Pelacakan terhadap para pembuat berita palsu tentu terus dilakukan oleh aparat penegak hukum, sehingga aparat pun menggunakan berbagai teknik dan teknologi untuk melacak para pembuat berita palsu.

Menghentikan penyebaran berita palsu bukan hanya tanggung jawab platform atau sosial media yang digunakan untuk menyebarkannya. Mereka yang mengkonsumsi berita juga perlu menemukan cara untuk menentukan apakah yang mereka baca itu benar.
Berikut beberapa tips untuk mengetahui kebenaran fakta, apakah informasi yang beredar tersebut palsu atau sesuai fakta.

Setiap orang harus memiliki pemahaman mendasar tentang literasi media. Dan berdasarkan penelitian yang baru-baru ini dirilis oleh para peneliti dari Universitas Stanford, di Amerika Serikat -- banyak orang tidak memiliki pemahaman mendasar tentang literasi media.

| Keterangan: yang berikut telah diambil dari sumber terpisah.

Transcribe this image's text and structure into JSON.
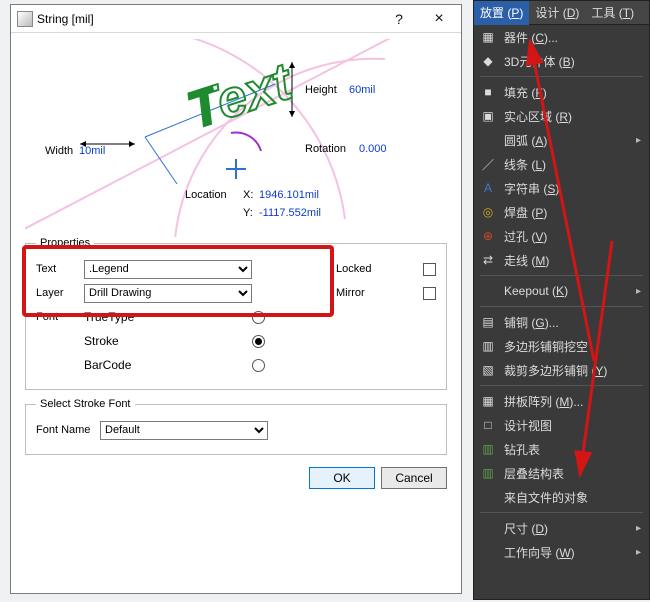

Sam Wineburg, seorang profesor pendidikan dan sejarah di Stanford dan penulis utama studi ini menyatakan, untuk mengatasi hal ini, diharapkan setiap pembaca media, membaca seperti mereka pun sebagai si pemeriksa fakta.
Bagaimana pemeriksa fakta melakukan tugasnya?

Alexios Mantzarlis, direktur Jaringan Pengecekan Fakta Internasional di Poynter, mengatakan bahwa pemeriksa fakta melalui beberapa proses untuk setiap klaim yang mereka tangani. “Setiap orang akan menjaga klaim, jika ada suatu informasi yang dapat diverifikasi secara objektif, Anda akan mencari sumber primer terbaik dari topik yang dibahas. 

Temukan apakah informasi tersebut cocok, justru membantah atau bahkan membuktikan klaim yang dibuat, dan dengan semua keterbatasan data dan apa data tersebut mengatakan hal lain tentang klaim yang dibuat," ujar Mantzarlis.

Itulah kerangka acuan cek fakta bagi para profesional, tetapi ada cara lain bagi semua orang untuk melakukan penyelidikan fakta. Melissa Zimdars, asisten profesor komunikasi dan media di Merrimack College di North Andover, Mass mengungkapkan. Ketika dia melihat murid-muridnya mereferensikan sumber-sumber yang dipertanyakan, dia menyusun berbagi dokumen bersama murid-muridnya tentang bagaimana berpikir terkait asal sumber, serta daftar informasi yang menyesatkan, terutama berasal dari situs satir dan palsu.

Baik Mantzarlis dan Zimdars sepakat terdapat beberapa praktik terbaik yang dapat digunakan setiap orang ketika membaca artikel online.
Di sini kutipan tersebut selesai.